Par conclusions du 27 septembre 2019, M. D A conclut à la confirmation de l’ordonnance et au paiement de la somme de 1 500 euros au titre de l’article 700 du code de procédure civile en indiquant qu’une mainlevée de la mention sera donnée exclusivement lorsque le créancier accédant aura la certitude d’être payé.
Par arrêt du 9 janvier 2020, la cour d’appel a déclaré le pourvoi immédiat recevable et a ordonné la réouverture des débats en invitant les parties à justifier de la vente amiable du bien et de conclure sur les conséquences de cette vente quant à la procédure.
Par conclusions réceptionnées le 27 février 2020, M et Mme Y justifient de la distribution des fonds correspondant à la vente de l’immeuble. Il en résulte que l’ensemble des montants dus à la CCM KEMBS NIFFER ont été payés.
Par conclusions du 28 février 2020, la CCM KEMBS NIFFER conclut à la confirmation de l’ordonnance, au constat que la procédure de vente forcée est devenue sans objet, du fait de la vente intervenue le 9 décembre 2019, et au paiement d’une somme de 1 000 euros au titre de l’article 700 du code de procédure civile.
Vu l’avis de Madame l’avocat général en date du 13 août 2019, communiqué aux parties, qui s’en remet à l’appréciation de la cour.
MOTIFS
Concernant le pourvoi, M et Mme Y ont indiqué dans leurs conclusions du 11 septembre 2019 que l’adhésion de M. A à la procédure n’était pas formellement contestée et que c’est la procédure d’adjudication en tant que telle qui était contestée par M. Y qui tentait d’apurer son passif auprès du créancier poursuivant et auprès de M. A.
A défaut d’autres motifs et alors que la créance du créancier poursuivant a été réglée, l’ordonnance d’adhésion doit être confirmée.
Il est justifié de la vente amiable du bien intervenue le 9 décembre 2019 et du règlement de la créance de la banque par le produit de la vente.
Néanmoins, il n’est indiqué aucun élément quant au paiement de la créance de M. A. Dès lors que le bien objet de la saisie immobilière a fait l’objet d’une vente amiable, cette procédure devient sans objet.
M et Mme Y qui ont formé pourvoi avant la vente amiable supporteront la charge des dépens.

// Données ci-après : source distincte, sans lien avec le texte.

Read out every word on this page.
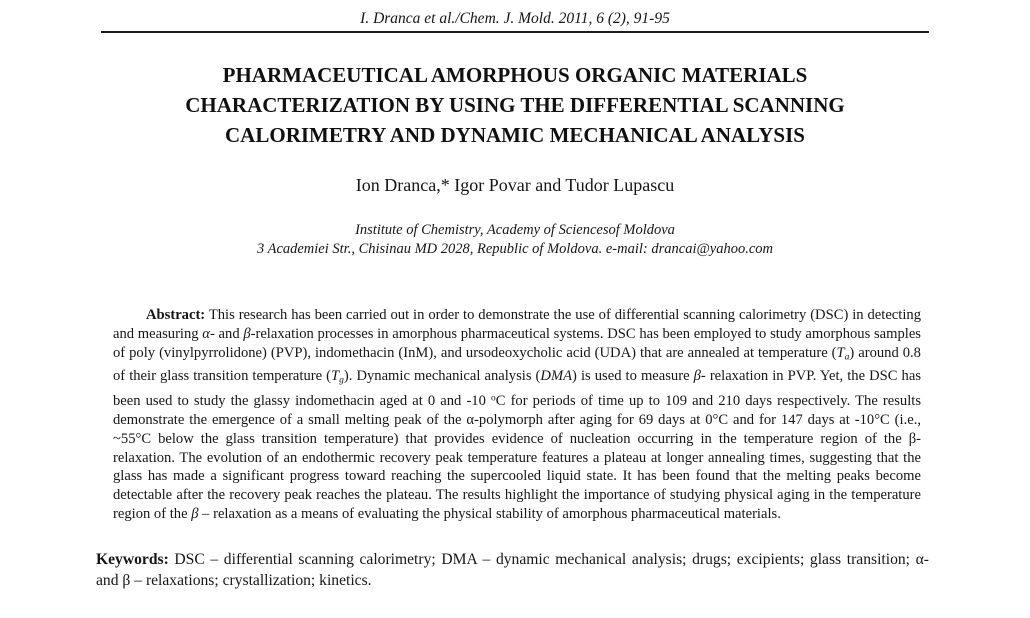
I. Dranca et al./Chem. J. Mold. 2011, 6 (2), 91-95
PHARMACEUTICAL AMORPHOUS ORGANIC MATERIALS
CHARACTERIZATION BY USING THE DIFFERENTIAL SCANNING
CALORIMETRY AND DYNAMIC MECHANICAL ANALYSIS
Ion Dranca,* Igor Povar and Tudor Lupascu
Institute of Chemistry, Academy of Sciencesof Moldova
3 Academiei Str., Chisinau MD 2028, Republic of Moldova. e-mail: drancai@yahoo.com

Abstract: This research has been carried out in order to demonstrate the use of differential scanning calorimetry (DSC) in detecting and measuring α- and β-relaxation processes in amorphous pharmaceutical systems. DSC has been employed to study amorphous samples of poly (vinylpyrrolidone) (PVP), indomethacin (InM), and ursodeoxycholic acid (UDA) that are annealed at temperature (Ta) around 0.8 of their glass transition temperature (Tg). Dynamic mechanical analysis (DMA) is used to measure β- relaxation in PVP. Yet, the DSC has been used to study the glassy indomethacin aged at 0 and -10 $^o$C for periods of time up to 109 and 210 days respectively. The results demonstrate the emergence of a small melting peak of the α-polymorph after aging for 69 days at 0°C and for 147 days at -10°C (i.e., ~55°C below the glass transition temperature) that provides evidence of nucleation occurring in the temperature region of the β-relaxation. The evolution of an endothermic recovery peak temperature features a plateau at longer annealing times, suggesting that the glass has made a significant progress toward reaching the supercooled liquid state. It has been found that the melting peaks become detectable after the recovery peak reaches the plateau. The results highlight the importance of studying physical aging in the temperature region of the β – relaxation as a means of evaluating the physical stability of amorphous pharmaceutical materials.

Keywords: DSC – differential scanning calorimetry; DMA – dynamic mechanical analysis; drugs; excipients; glass transition; α- and β – relaxations; crystallization; kinetics.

L’équité commande de ne pas faire application des dispositions de l’article 700 du code de procédure civile à l’égard de la CCM KEMBS NIFFER.
L’équité commande d’allouer à M. D A la somme de 1 000 euros en application des dispositions de l’article 700 du code de procédure civile.
PAR CES MOTIFS :
La Cour,
Déclare le pourvoi immédiat de M. B Y et Mme C Y mal fondé ;
Confirme l’ordonnance du 16 avril 2019 du tribunal de l’exécution forcée immobilière;
Constate que la procédure d’exécution forcée immobilière est devenue sans objet, du fait de la vente amiable du bien objet de la procédure ;
Condamne M. B Y et Mme C Y aux dépens ;
Condamne M. B Y et Mme C Y à payer à M. D A la somme de 1 000 euros au titre de l’article 700 du code de procédure civile
Déboute la CCM KEMBS NIFFER de sa demande formée en application des dispositions de l’article 700 du code de procédure civile ;
Ordonne la notification du présent arrêt aux parties et Dit qu’une copie en sera adressée à Maître E F G , notaire à la résidence de Mulhouse.